A friend of mine had a chance to listen in person to Dr. Aron Ghandi, and my curiosity got the best of me so, I’ve been listening to a youtube video of Ghandi’s grandson speaking on constructive charity and nonviolence. It is an encouragement to take up charity not to throw money to relieve instant suffering but to walk alongside those that suffer to help end the conditions of the suffering, healing the person and the social system.
In the midst of this he brings up education, and I am on a bit of a kick and wanted to engage education as a bridge building endeavor.
Education in it’s essence should not lead us to entitlement, pride, or arrogance. That is not what true education should elicit. So, for most of us, myself included, we have to begin to learn anew to seek after true education which is the birth place of humility and kindness. It is where we begin to explore the ideas of meaning and justice. In doing all of this it opens us up to the possibility of happiness.

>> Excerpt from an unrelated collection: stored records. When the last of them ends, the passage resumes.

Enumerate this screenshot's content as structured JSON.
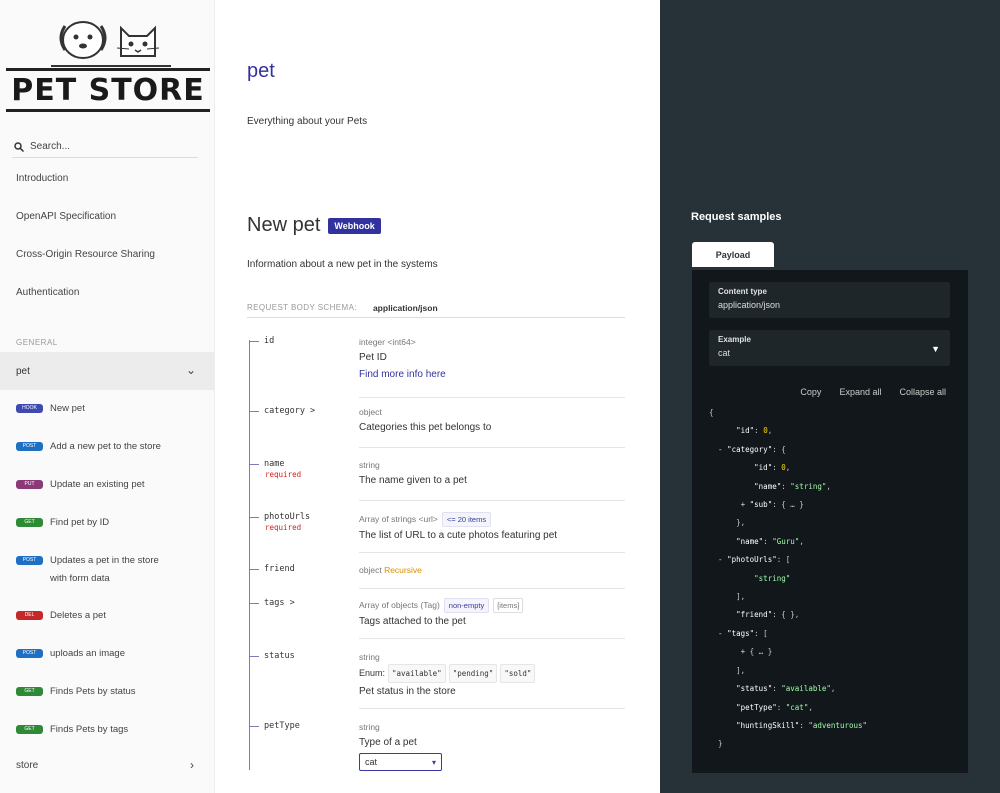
{
  "brand": {
    "logo_text": "PET STORE"
  },
  "sidebar": {
    "search_placeholder": "Search...",
    "top_items": [
      {
        "label": "Introduction"
      },
      {
        "label": "OpenAPI Specification"
      },
      {
        "label": "Cross-Origin Resource Sharing"
      },
      {
        "label": "Authentication"
      }
    ],
    "section_label": "GENERAL",
    "group_pet": "pet",
    "operations": [
      {
        "method": "HOOK",
        "label": "New pet"
      },
      {
        "method": "POST",
        "label": "Add a new pet to the store"
      },
      {
        "method": "PUT",
        "label": "Update an existing pet"
      },
      {
        "method": "GET",
        "label": "Find pet by ID"
      },
      {
        "method": "POST",
        "label": "Updates a pet in the store",
        "label2": "with form data"
      },
      {
        "method": "DEL",
        "label": "Deletes a pet"
      },
      {
        "method": "POST",
        "label": "uploads an image"
      },
      {
        "method": "GET",
        "label": "Finds Pets by status"
      },
      {
        "method": "GET",
        "label": "Finds Pets by tags"
      }
    ],
    "group_store": "store"
  },
  "main": {
    "tag_title": "pet",
    "tag_desc": "Everything about your Pets",
    "op_title": "New pet",
    "op_badge": "Webhook",
    "op_desc": "Information about a new pet in the systems",
    "request_body_label": "REQUEST BODY SCHEMA:",
    "content_type": "application/json",
    "params": [
      {
        "name": "id",
        "type": "integer <int64>",
        "desc": "Pet ID",
        "link": "Find more info here"
      },
      {
        "name": "category >",
        "type": "object",
        "desc": "Categories this pet belongs to"
      },
      {
        "name": "name",
        "required": "required",
        "type": "string",
        "desc": "The name given to a pet"
      },
      {
        "name": "photoUrls",
        "required": "required",
        "type": "Array of strings <url>",
        "chip": "<= 20 items",
        "desc": "The list of URL to a cute photos featuring pet"
      },
      {
        "name": "friend",
        "type": "object",
        "type_extra": "Recursive"
      },
      {
        "name": "tags >",
        "type": "Array of objects (Tag)",
        "chip": "non-empty",
        "chip2": "[items]",
        "desc": "Tags attached to the pet"
      },
      {
        "name": "status",
        "type": "string",
        "enum_label": "Enum:",
        "enums": [
          "\"available\"",
          "\"pending\"",
          "\"sold\""
        ],
        "desc": "Pet status in the store"
      },
      {
        "name": "petType",
        "type": "string",
        "desc": "Type of a pet",
        "select_value": "cat"
      }
    ]
  },
  "samples": {
    "title": "Request samples",
    "tab": "Payload",
    "content_type_label": "Content type",
    "content_type_value": "application/json",
    "example_label": "Example",
    "example_value": "cat",
    "actions": [
      "Copy",
      "Expand all",
      "Collapse all"
    ],
    "code": {
      "l1": "{",
      "id_key": "\"id\"",
      "id_val": "0",
      "category_key": "\"category\"",
      "c_id_key": "\"id\"",
      "c_id_val": "0",
      "c_name_key": "\"name\"",
      "c_name_val": "\"string\"",
      "c_sub_key": "\"sub\"",
      "name_key": "\"name\"",
      "name_val": "\"Guru\"",
      "photo_key": "\"photoUrls\"",
      "photo_val": "\"string\"",
      "friend_key": "\"friend\"",
      "tags_key": "\"tags\"",
      "status_key": "\"status\"",
      "status_val": "\"available\"",
      "pettype_key": "\"petType\"",
      "pettype_val": "\"cat\"",
      "hunt_key": "\"huntingSkill\"",
      "hunt_val": "\"adventurous\"",
      "close": "}"
    }
  }
}
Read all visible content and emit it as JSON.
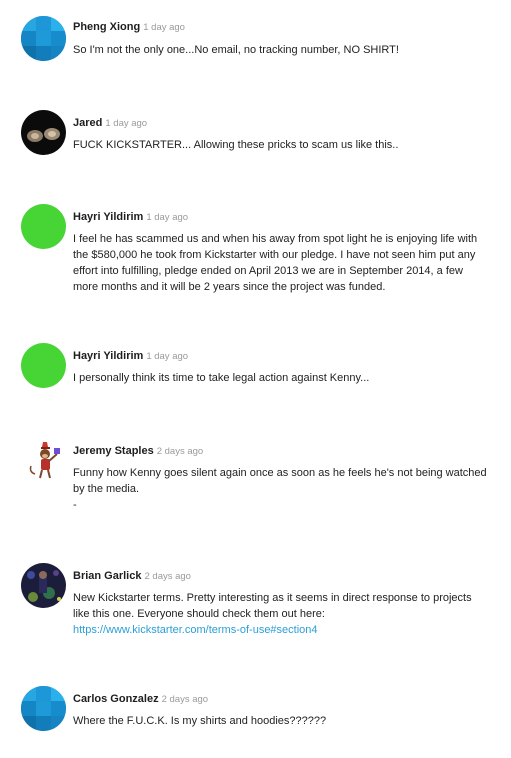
{
  "comments": [
    {
      "author": "Pheng Xiong",
      "time": "1 day ago",
      "avatar": "default-blue-mosaic",
      "text": "So I'm not the only one...No email, no tracking number, NO SHIRT!"
    },
    {
      "author": "Jared",
      "time": "1 day ago",
      "avatar": "photo-dark",
      "text": "FUCK KICKSTARTER... Allowing these pricks to scam us like this.."
    },
    {
      "author": "Hayri Yildirim",
      "time": "1 day ago",
      "avatar": "solid-green",
      "text": "I feel he has scammed us and when his away from spot light he is enjoying life with the $580,000 he took from Kickstarter with our pledge. I have not seen him put any effort into fulfilling, pledge ended on April 2013 we are in September 2014, a few more months and it will be 2 years since the project was funded."
    },
    {
      "author": "Hayri Yildirim",
      "time": "1 day ago",
      "avatar": "solid-green",
      "text": "I personally think its time to take legal action against Kenny..."
    },
    {
      "author": "Jeremy Staples",
      "time": "2 days ago",
      "avatar": "cartoon-monkey",
      "text": "Funny how Kenny goes silent again once as soon as he feels he's not being watched by the media.",
      "text2": "-"
    },
    {
      "author": "Brian Garlick",
      "time": "2 days ago",
      "avatar": "photo-night",
      "text": "New Kickstarter terms. Pretty interesting as it seems in direct response to projects like this one. Everyone should check them out here: ",
      "link": "https://www.kickstarter.com/terms-of-use#section4"
    },
    {
      "author": "Carlos Gonzalez",
      "time": "2 days ago",
      "avatar": "default-blue-mosaic",
      "text": "Where the F.U.C.K. Is my shirts and hoodies??????"
    }
  ],
  "colors": {
    "link": "#2a9fd6",
    "timestamp": "#9a9a9a",
    "green_avatar": "#46d535",
    "blue_avatar": "#1a8fd0"
  }
}
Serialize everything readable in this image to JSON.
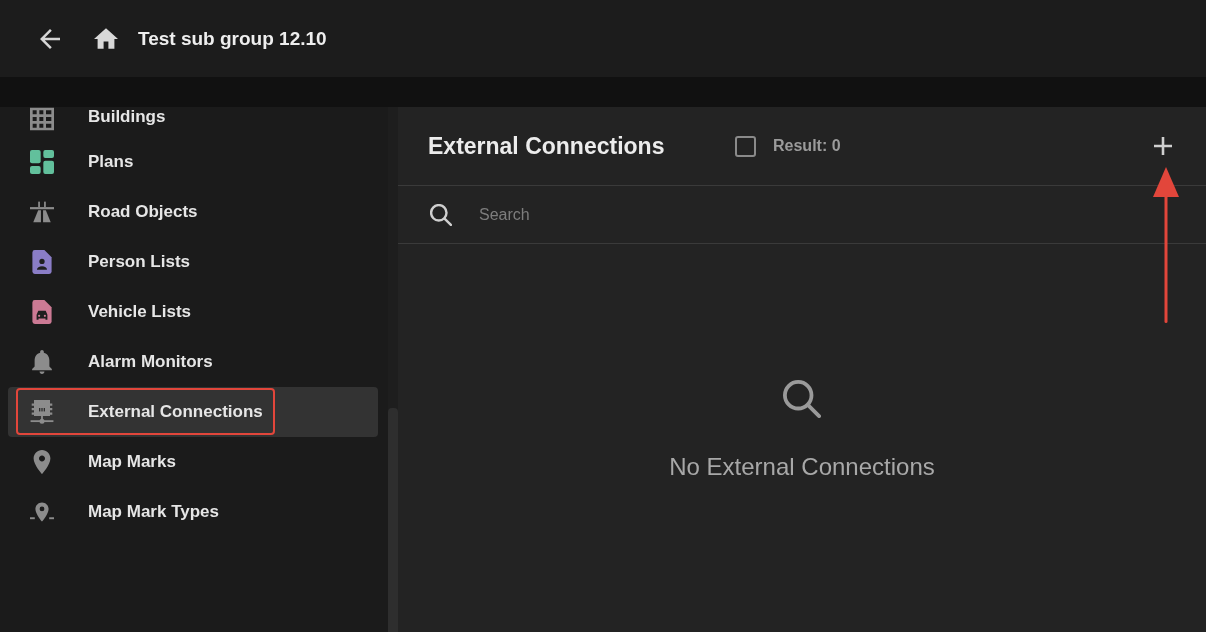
{
  "header": {
    "title": "Test sub group 12.10"
  },
  "sidebar": {
    "items": [
      {
        "label": "Buildings",
        "color": "#8c8c8c",
        "selected": false
      },
      {
        "label": "Plans",
        "color": "#62c09c",
        "selected": false
      },
      {
        "label": "Road Objects",
        "color": "#8c8c8c",
        "selected": false
      },
      {
        "label": "Person Lists",
        "color": "#8a7dc6",
        "selected": false
      },
      {
        "label": "Vehicle Lists",
        "color": "#cc7a94",
        "selected": false
      },
      {
        "label": "Alarm Monitors",
        "color": "#8c8c8c",
        "selected": false
      },
      {
        "label": "External Connections",
        "color": "#8c8c8c",
        "selected": true
      },
      {
        "label": "Map Marks",
        "color": "#8c8c8c",
        "selected": false
      },
      {
        "label": "Map Mark Types",
        "color": "#8c8c8c",
        "selected": false
      }
    ]
  },
  "panel": {
    "title": "External Connections",
    "select_all": {
      "checked": false
    },
    "result": "Result: 0",
    "search": {
      "placeholder": "Search"
    },
    "empty_state": {
      "message": "No External Connections"
    }
  }
}
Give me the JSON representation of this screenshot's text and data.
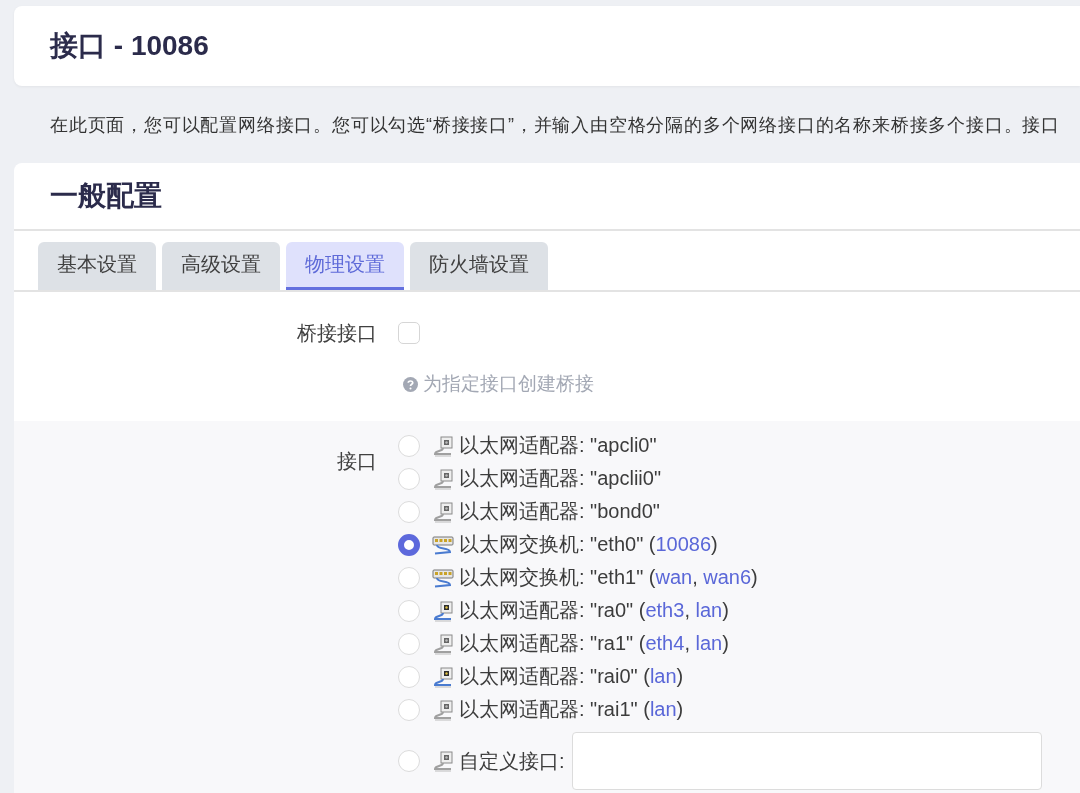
{
  "page_title": "接口 - 10086",
  "description": "在此页面，您可以配置网络接口。您可以勾选“桥接接口”，并输入由空格分隔的多个网络接口的名称来桥接多个接口。接口",
  "section": {
    "title": "一般配置",
    "tabs": [
      {
        "label": "基本设置",
        "selected": false
      },
      {
        "label": "高级设置",
        "selected": false
      },
      {
        "label": "物理设置",
        "selected": true
      },
      {
        "label": "防火墙设置",
        "selected": false
      }
    ],
    "bridge": {
      "label": "桥接接口",
      "checked": false,
      "help": "为指定接口创建桥接"
    },
    "interface": {
      "label": "接口",
      "options": [
        {
          "kind": "adapter",
          "active": false,
          "selected": false,
          "segments": [
            {
              "kind": "text",
              "text": "以太网适配器: \"apcli0\""
            }
          ]
        },
        {
          "kind": "adapter",
          "active": false,
          "selected": false,
          "segments": [
            {
              "kind": "text",
              "text": "以太网适配器: \"apclii0\""
            }
          ]
        },
        {
          "kind": "adapter",
          "active": false,
          "selected": false,
          "segments": [
            {
              "kind": "text",
              "text": "以太网适配器: \"bond0\""
            }
          ]
        },
        {
          "kind": "switch",
          "active": true,
          "selected": true,
          "segments": [
            {
              "kind": "text",
              "text": "以太网交换机: \"eth0\" ("
            },
            {
              "kind": "network",
              "text": "10086"
            },
            {
              "kind": "text",
              "text": ")"
            }
          ]
        },
        {
          "kind": "switch",
          "active": true,
          "selected": false,
          "segments": [
            {
              "kind": "text",
              "text": "以太网交换机: \"eth1\" ("
            },
            {
              "kind": "network",
              "text": "wan"
            },
            {
              "kind": "text",
              "text": ", "
            },
            {
              "kind": "network",
              "text": "wan6"
            },
            {
              "kind": "text",
              "text": ")"
            }
          ]
        },
        {
          "kind": "adapter",
          "active": true,
          "selected": false,
          "segments": [
            {
              "kind": "text",
              "text": "以太网适配器: \"ra0\" ("
            },
            {
              "kind": "network",
              "text": "eth3"
            },
            {
              "kind": "text",
              "text": ", "
            },
            {
              "kind": "network",
              "text": "lan"
            },
            {
              "kind": "text",
              "text": ")"
            }
          ]
        },
        {
          "kind": "adapter",
          "active": false,
          "selected": false,
          "segments": [
            {
              "kind": "text",
              "text": "以太网适配器: \"ra1\" ("
            },
            {
              "kind": "network",
              "text": "eth4"
            },
            {
              "kind": "text",
              "text": ", "
            },
            {
              "kind": "network",
              "text": "lan"
            },
            {
              "kind": "text",
              "text": ")"
            }
          ]
        },
        {
          "kind": "adapter",
          "active": true,
          "selected": false,
          "segments": [
            {
              "kind": "text",
              "text": "以太网适配器: \"rai0\" ("
            },
            {
              "kind": "network",
              "text": "lan"
            },
            {
              "kind": "text",
              "text": ")"
            }
          ]
        },
        {
          "kind": "adapter",
          "active": false,
          "selected": false,
          "segments": [
            {
              "kind": "text",
              "text": "以太网适配器: \"rai1\" ("
            },
            {
              "kind": "network",
              "text": "lan"
            },
            {
              "kind": "text",
              "text": ")"
            }
          ]
        }
      ],
      "custom": {
        "kind": "adapter",
        "active": false,
        "selected": false,
        "label": "自定义接口:"
      }
    }
  }
}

That’s not how our system exists. Education does not find it’s purpose in establishing humility although some do find humility there. A few or a majority it’s hard to measure engages with education as vocational en total. You are educated not for happiness or humility or to awaken wonder but instead to fulfill a vocational standard. Education can become a ticket for a vocational life that may require further information or finding better ways to do the work required, but it isn’t viewed as a gate opening up a world of new knowledge.
Over and over again I here people that have been working in careers for decades but because they didn’t have a degree their wages were frozen. Often these wages stay frozen while engineering students come in and completely fail to understand what’s going on. These newcomers approach the old timers with arrogance and condescension. This is a true failure of character formation and curiosity formation among these new graduates.
Pastor’s do it too. We’ve been taught technical language and philosophy to speak about God that most people do not have, and then we can easily forget the validity of the minds and hearts formed by years of following Christ. We can easily ignore the way they talk and write and the condition of their heart simply because they don’t use the language we’ve been immersed in.
It isn’t right. It isn’t proper education. It might fit in with what Paul says that knowledge puffs up but love builds up. Education then is an exercise not just to grow in knowledge but to grow in love at the very least proportionally to knowledge or even beyond that scope. If we take that as our goal for our selves and our children, and our students, there is a seed of hope that we can learn a charity beyond momentary alleviation of suffering.